Evidence links chronic stress to difficulty concentrating, depression, irritability, muscle tightness, high blood pressure, sleep disturbance and suppressed immune function. For health care professionals, the list also includes decreased empathy for patients and compromised quality of care. Practicing mindfulness helps reduce anxiety when unexpected events occur and increases the ability to listen with focused attention.

“We are looking at the effects of stress management training on nursing students at various points in their academic journey, from the fall of their senior year, in the spring before taking their board exams, and before they start their jobs. We will look to see how they use mindfulness techniques themselves and with their patients, and how it relates to their personal health and wellbeing,” Martin said.

Martin's and Nathan’s research project follows multiple studies spearheaded by Nathan with resident physicians, medical students at UVM Larner College of Medicine and with health care professionals and individuals with chronic conditions from the UVM medical community. Those studies showed strong links between mindfulness practice, improved sleep and reduced anxiety, perceived stress, pain and depression symptoms.  

“This research is based on neurobiology and mind-body psychology literature.
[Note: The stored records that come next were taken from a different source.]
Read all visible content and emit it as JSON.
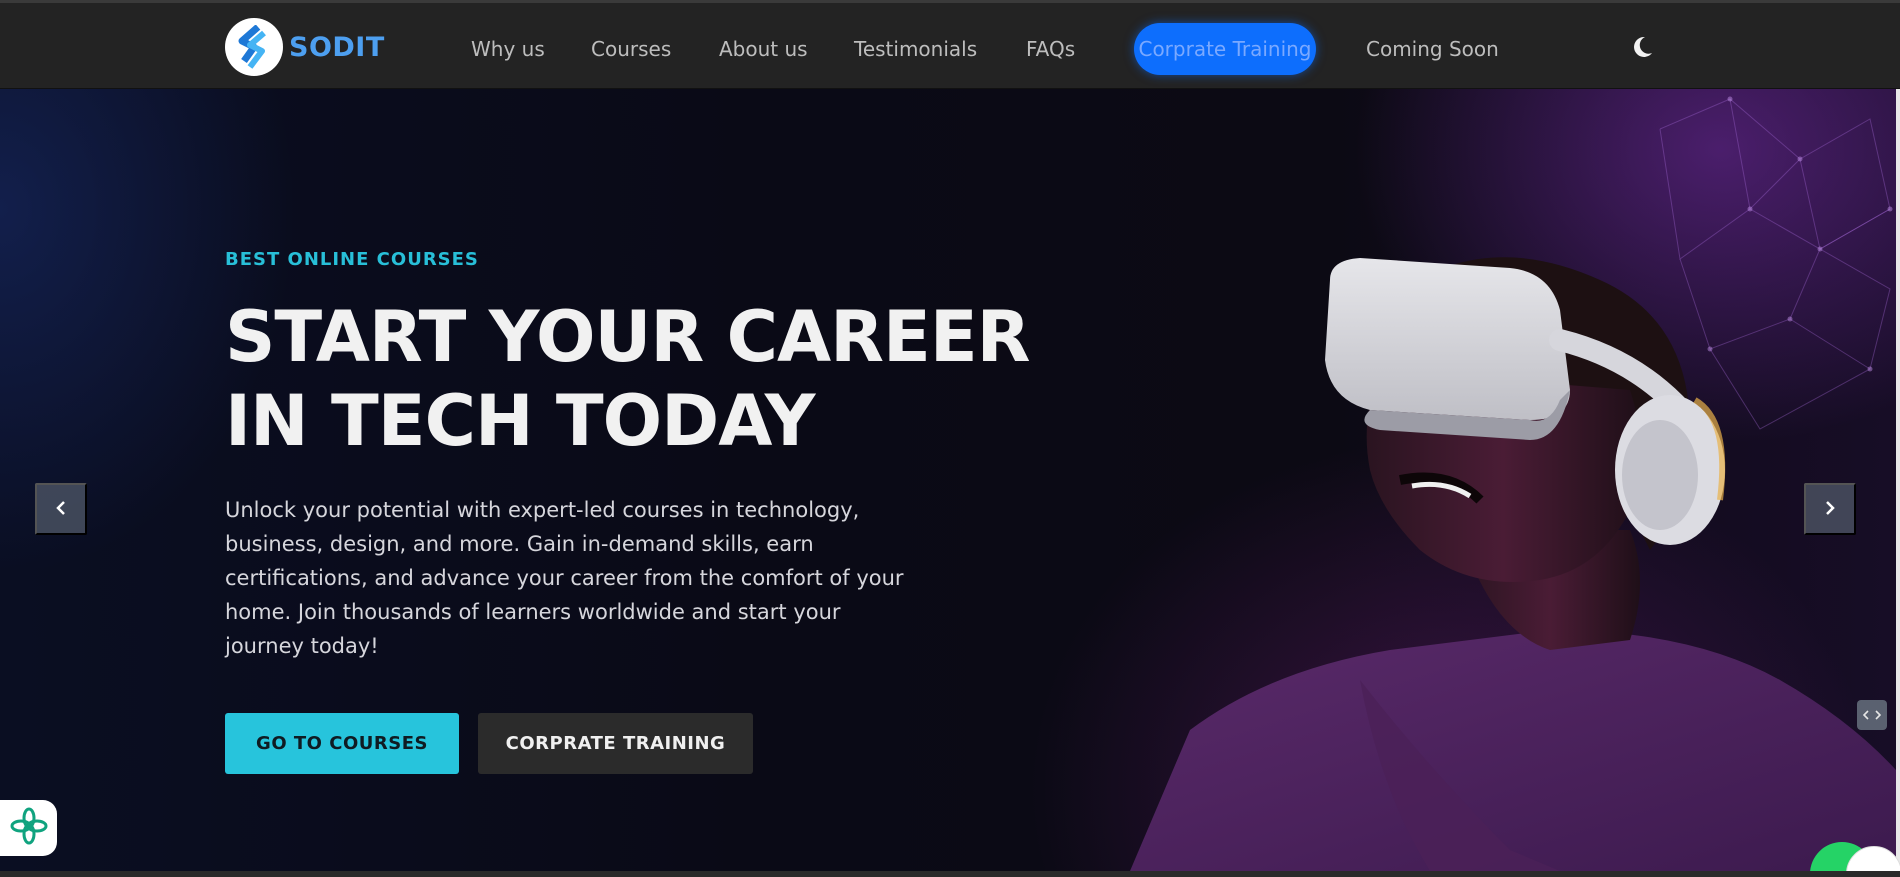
{
  "brand": {
    "name": "SODIT",
    "logo_icon": "sodit-logo-icon",
    "color": "#4d9ff0"
  },
  "nav": {
    "items": [
      {
        "label": "Why us"
      },
      {
        "label": "Courses"
      },
      {
        "label": "About us"
      },
      {
        "label": "Testimonials"
      },
      {
        "label": "FAQs"
      },
      {
        "label": "Corprate Training",
        "highlighted": true
      },
      {
        "label": "Coming Soon"
      }
    ],
    "theme_toggle_icon": "moon-icon"
  },
  "hero": {
    "eyebrow": "BEST ONLINE COURSES",
    "headline_line1": "START YOUR CAREER",
    "headline_line2": "IN TECH TODAY",
    "description": "Unlock your potential with expert-led courses in technology, business, design, and more. Gain in-demand skills, earn certifications, and advance your career from the comfort of your home. Join thousands of learners worldwide and start your journey today!",
    "primary_button": "GO TO COURSES",
    "secondary_button": "CORPRATE TRAINING",
    "prev_icon": "chevron-left-icon",
    "next_icon": "chevron-right-icon"
  },
  "widgets": {
    "chat_icon": "ai-flower-icon",
    "side_icon": "code-icon",
    "whatsapp_icon": "whatsapp-icon"
  },
  "colors": {
    "accent_cyan": "#27c4dc",
    "nav_bg": "#232323",
    "highlight_blue": "#0d6efd"
  }
}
We teach the neuroscience behind it and show health care students and providers strategies to guide themselves and their patients,” said Nathan. “They learn relaxation strategies, how to recognize their own stress triggers and reactions and make decisions about how to respond, rather than react.”

The takeaway for everyone: “Enjoy the walk from the parking lot to the classroom or work place, practice mindful breathing and shift from complaining to finding a silver lining. These practices biochemically alter us,” Nathan said.

Martin and Nathan’s study with nursing students is supported by a scholarship from the Frymoyer Fund for Medical Education, which invests in research and teaching that emphasizes the art of patient care.